The restless, watchful, suspicious manner exhibited for a long time by Mrs. Dinneford, and particularly noticed by Edith, gradually wore off.

She grew externally more like her old self, but with something new in the expression of her face when in repose, that gave a chill to the heart of Edith whenever she saw its mysterious record, that seemed in her eyes only an imperfect effort to conceal some guilty secret.

Thus the mother and daughter, though in daily personal contact, stood far apart--were internally as distant from each other as the antipodes.

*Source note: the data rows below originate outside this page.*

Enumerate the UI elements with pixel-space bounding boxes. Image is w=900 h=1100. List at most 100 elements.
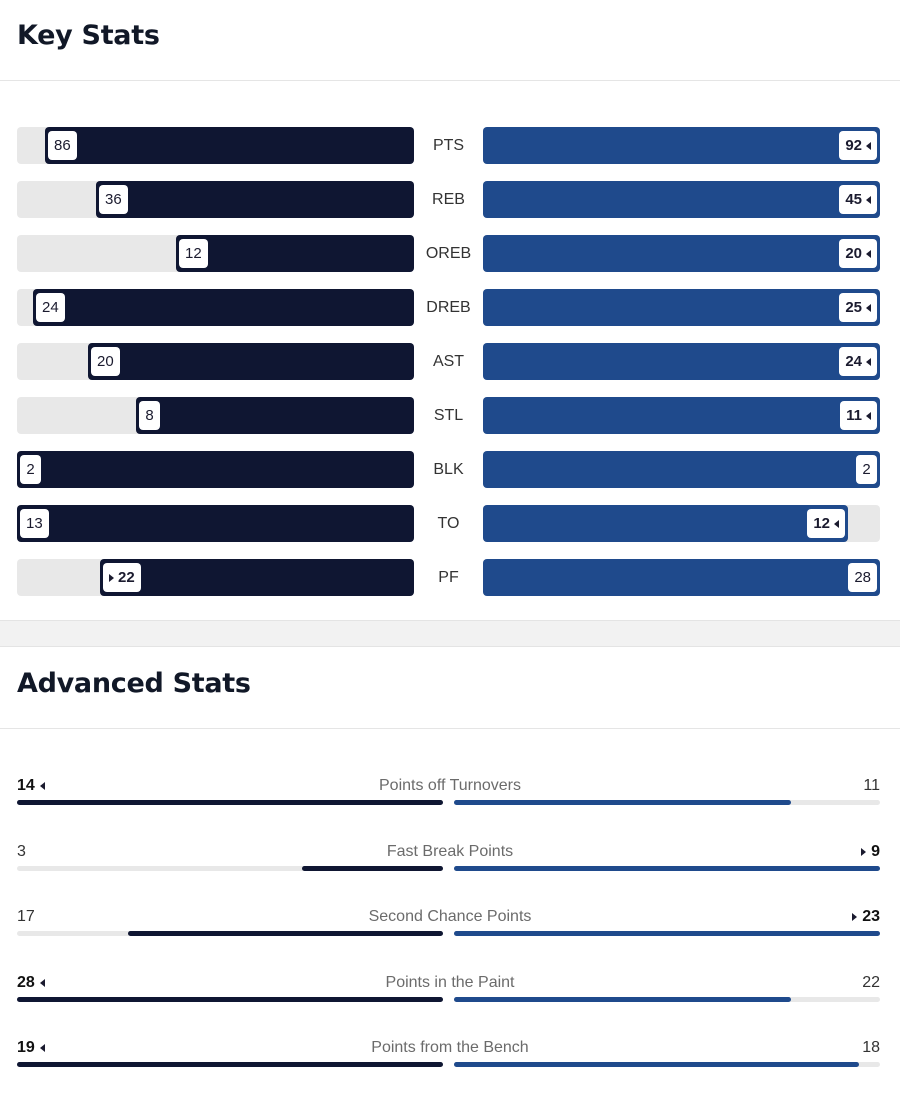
home-value: 92: [845, 137, 862, 154]
caret-left-icon: [866, 249, 871, 258]
stat-label: BLK: [433, 461, 464, 478]
home-bar-fill: [483, 127, 880, 164]
away-progress-track: [17, 931, 443, 936]
home-value-pill: 25: [839, 293, 877, 322]
home-value: 2: [862, 461, 871, 478]
key-stats-divider: [0, 80, 900, 81]
home-bar-fill: [483, 289, 880, 326]
home-progress-fill: [454, 800, 791, 805]
caret-left-icon: [866, 411, 871, 420]
key-stat-row: 86 PTS 92: [0, 127, 900, 164]
home-value: 18: [862, 1038, 880, 1058]
away-value: 12: [185, 245, 202, 262]
caret-left-icon: [866, 357, 871, 366]
home-value: 25: [845, 299, 862, 316]
stat-label: STL: [433, 407, 464, 424]
away-value-pill: 86: [48, 131, 77, 160]
home-value-pill: 11: [840, 401, 877, 430]
home-progress-fill: [454, 931, 880, 936]
home-value: 9: [861, 842, 880, 862]
home-bar-track: 25: [483, 289, 880, 326]
away-value-pill: 12: [179, 239, 208, 268]
home-bar-track: 11: [483, 397, 880, 434]
home-bar-track: 2: [483, 451, 880, 488]
home-progress-track: [454, 931, 880, 936]
away-value-pill: 2: [20, 455, 41, 484]
away-value: 22: [118, 569, 135, 586]
away-progress-track: [17, 800, 443, 805]
away-value: 28: [17, 973, 45, 993]
home-value: 11: [863, 776, 880, 796]
away-bar-fill: [176, 235, 414, 272]
away-value-pill: 8: [139, 401, 160, 430]
home-progress-track: [454, 1062, 880, 1067]
home-bar-fill: [483, 451, 880, 488]
away-value: 20: [97, 353, 114, 370]
away-bar-track: 8: [17, 397, 414, 434]
home-bar-track: 12: [483, 505, 880, 542]
stat-label: OREB: [425, 245, 472, 262]
away-value: 86: [54, 137, 71, 154]
away-value-text: 14: [17, 777, 35, 794]
key-stat-row: 20 AST 24: [0, 343, 900, 380]
away-bar-fill: [17, 505, 414, 542]
away-value: 14: [17, 776, 45, 796]
stat-label: TO: [437, 515, 460, 532]
away-bar-fill: [45, 127, 414, 164]
advanced-stat-row: 14 Points off Turnovers 11: [0, 776, 900, 820]
away-progress-fill: [17, 1062, 443, 1067]
home-value: 45: [845, 191, 862, 208]
away-value-text: 17: [17, 908, 35, 925]
stat-label: PTS: [432, 137, 465, 154]
home-bar-track: 20: [483, 235, 880, 272]
home-progress-fill: [454, 1062, 859, 1067]
home-progress-track: [454, 800, 880, 805]
away-bar-fill: [88, 343, 414, 380]
caret-left-icon: [834, 519, 839, 528]
section-separator: [0, 620, 900, 647]
key-stats-title: Key Stats: [17, 20, 160, 51]
key-stat-row: 22 PF 28: [0, 559, 900, 596]
away-bar-track: 22: [17, 559, 414, 596]
caret-left-icon: [866, 141, 871, 150]
away-progress-fill: [128, 931, 443, 936]
home-value-text: 9: [871, 843, 880, 860]
advanced-stat-label: Points in the Paint: [385, 974, 515, 991]
home-bar-fill: [483, 397, 880, 434]
home-value-pill: 92: [839, 131, 877, 160]
key-stat-row: 2 BLK 2: [0, 451, 900, 488]
home-bar-fill: [483, 343, 880, 380]
caret-left-icon: [39, 782, 45, 790]
home-progress-track: [454, 997, 880, 1002]
away-progress-track: [17, 1062, 443, 1067]
home-bar-fill: [483, 235, 880, 272]
stat-label: AST: [432, 353, 465, 370]
home-value: 20: [845, 245, 862, 262]
home-value: 28: [854, 569, 871, 586]
home-value-pill: 2: [856, 455, 877, 484]
home-progress-track: [454, 866, 880, 871]
away-value-text: 28: [17, 974, 35, 991]
home-value: 22: [862, 973, 880, 993]
home-value-pill: 24: [839, 347, 877, 376]
advanced-stat-row: 17 Second Chance Points 23: [0, 907, 900, 951]
home-value-pill: 45: [839, 185, 877, 214]
advanced-stat-label: Fast Break Points: [386, 843, 514, 860]
home-bar-track: 28: [483, 559, 880, 596]
away-bar-track: 36: [17, 181, 414, 218]
home-value-text: 11: [863, 777, 880, 794]
stat-label: DREB: [426, 299, 471, 316]
away-bar-track: 13: [17, 505, 414, 542]
away-progress-track: [17, 866, 443, 871]
away-value: 3: [17, 842, 26, 862]
key-stat-row: 8 STL 11: [0, 397, 900, 434]
home-value-pill: 12: [807, 509, 845, 538]
away-value-pill: 24: [36, 293, 65, 322]
advanced-stats-divider: [0, 728, 900, 729]
away-bar-fill: [17, 451, 414, 488]
home-progress-fill: [454, 866, 880, 871]
stat-label: PF: [438, 569, 459, 586]
caret-left-icon: [39, 979, 45, 987]
advanced-stat-row: 3 Fast Break Points 9: [0, 842, 900, 886]
away-bar-track: 86: [17, 127, 414, 164]
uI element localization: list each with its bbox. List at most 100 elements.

As for Mr. Dinneford, what he had seen and heard on his first visit to Briar street had aroused him to a new and deeper sense of his duty as a citizen. Against all the reluctance and protests of his natural feelings, he had compelled himself to stand face to face with the appalling degradation and crime that festered and rioted in that almost Heaven-deserted region. He had heard and read much about its evil condition; but when, under the protection of a policeman, he went from house to house, from den to den, through cellar and garret and hovel, comfortless and filthy as dog-kennels and pig-styes, and saw the sick and suffering, the utterly vile and debauched, starving babes and children with faces marred by crime, and the legion of harpies who were among them as birds of prey, he went back to his home sick at heart, and with a feeling of helplessness and hopelessness out of which he found it almost impossible to rise.

We cannot stain our pages with a description of what he saw. It is so vile and terrible, alas, so horrible, that few would credit it. The few imperfect glimpses of life in that region which we have already given are sad enough and painful enough, but they only hint at the real truth.

”What can be done?” asked Mr. Dinneford of the missionary, at their next meeting, in a voice that revealed his utter despair of a remedy. ”To me it seems as if nothing but fire could purify this region.”

”The causes that have produced this would soon create another as bad,”

was answered.

”What are the causes?”

”The primary cause,” said Mr. Paulding, ”is the effort of h.e.l.l to establish itself on the earth for the destruction of human souls; the secondary cause lies in the indifference and supineness of the people.

'While the husband-men slept the enemy sowed tares.' Thus it was of old, and thus it is to-day. The people are sleeping or indifferent, the churches are sleeping or indifferent, while the enemy goes on sowing tares for the harvest of death.”

”Well may you say the harvest of death,” returned Mr. Dinneford, gloomily.